What is Hamas’ record?  Hamas was responsible for numerous suicide bombings inside Israel that took the lives of hundreds of Israeli civilians.  Although there have been no such atrocities recently, Hamas has not repudiated this tactic and expresses no remorse. In fact, it refuses to draw any distinction between Israel soldiers or civilians. They are all fair game.

To this day Hamas’s charter calls for the destruction of Israel and the killing of Jews.  To this day, it claims it cannot agree to a two state solution because Islam forbids the ceding of Muslim land to infidels.  From time to time, Hamas officials claim the organization is willing to sign a long term “truce” with Israel, but a truce is a far cry from normal relations and Hamas would only sign one if all Palestinians (not just those living in the West Bank and Gaza) approved it and its terms guaranteed the unqualified right of Palestinians to return to pre-1967 Israel. This is a nothing like the two-state solution advocated by most progressives and even a left-wing Israeli government would never agree to it.

Hamas is overtly anti-Semitic. In an article that appeared in the April 27, 2012 issue of the Jewish newspaper the Forward, based on an interview with Hamas leader Musa Abu Marzook, Marzook is quoted as saying that he has nothing against Judaism as a religion or Jews as individuals, but in the next breath he vouches for the accuracy of the Protocols of the Elders of Zion, a notorious forgery circulated by anti-Semites for over a century, in which Jews are depicted in the ugliest possible terms.

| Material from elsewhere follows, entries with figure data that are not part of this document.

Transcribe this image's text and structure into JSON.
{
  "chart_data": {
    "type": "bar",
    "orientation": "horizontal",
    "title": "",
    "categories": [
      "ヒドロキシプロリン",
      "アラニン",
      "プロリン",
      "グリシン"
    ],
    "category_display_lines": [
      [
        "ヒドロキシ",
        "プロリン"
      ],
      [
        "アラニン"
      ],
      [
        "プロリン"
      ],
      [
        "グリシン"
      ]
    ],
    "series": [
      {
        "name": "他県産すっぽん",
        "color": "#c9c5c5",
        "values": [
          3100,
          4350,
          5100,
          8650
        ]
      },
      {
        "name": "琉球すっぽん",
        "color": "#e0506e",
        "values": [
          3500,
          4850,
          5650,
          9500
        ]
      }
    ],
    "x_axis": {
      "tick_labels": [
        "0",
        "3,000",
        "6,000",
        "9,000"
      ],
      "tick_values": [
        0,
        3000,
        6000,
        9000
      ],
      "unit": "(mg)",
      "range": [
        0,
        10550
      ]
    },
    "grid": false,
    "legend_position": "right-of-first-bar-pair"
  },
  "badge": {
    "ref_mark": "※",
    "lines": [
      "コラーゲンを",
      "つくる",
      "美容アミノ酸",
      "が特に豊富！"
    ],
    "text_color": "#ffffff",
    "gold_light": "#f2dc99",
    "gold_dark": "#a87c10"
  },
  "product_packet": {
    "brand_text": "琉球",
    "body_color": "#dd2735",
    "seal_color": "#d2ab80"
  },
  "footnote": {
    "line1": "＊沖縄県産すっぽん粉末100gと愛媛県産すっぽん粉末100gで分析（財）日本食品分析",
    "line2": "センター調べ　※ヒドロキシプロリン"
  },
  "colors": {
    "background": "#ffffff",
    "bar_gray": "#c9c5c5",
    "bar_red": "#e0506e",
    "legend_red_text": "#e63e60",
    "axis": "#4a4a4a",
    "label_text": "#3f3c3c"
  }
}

Lifting the Israeli blockade is a worthy goal.  Shalom is right to point out that it has kept out products essential to the Gaza’s economy and the well being of its population.  But what about the cement that did get in?  If Hamas was sincerely interested in improving quality of life of the people it was elected to represent, it would have used the cement for civilian purposes, not for building tunnels to attack Israel.

Stephen Shalom is the director of Gandhian Forum for Peace and Justice.  Hamas’s reactionary philosophy and violent conduct is the antithesis of Gandhi’s teachings.  Shalom should say so loud and clear.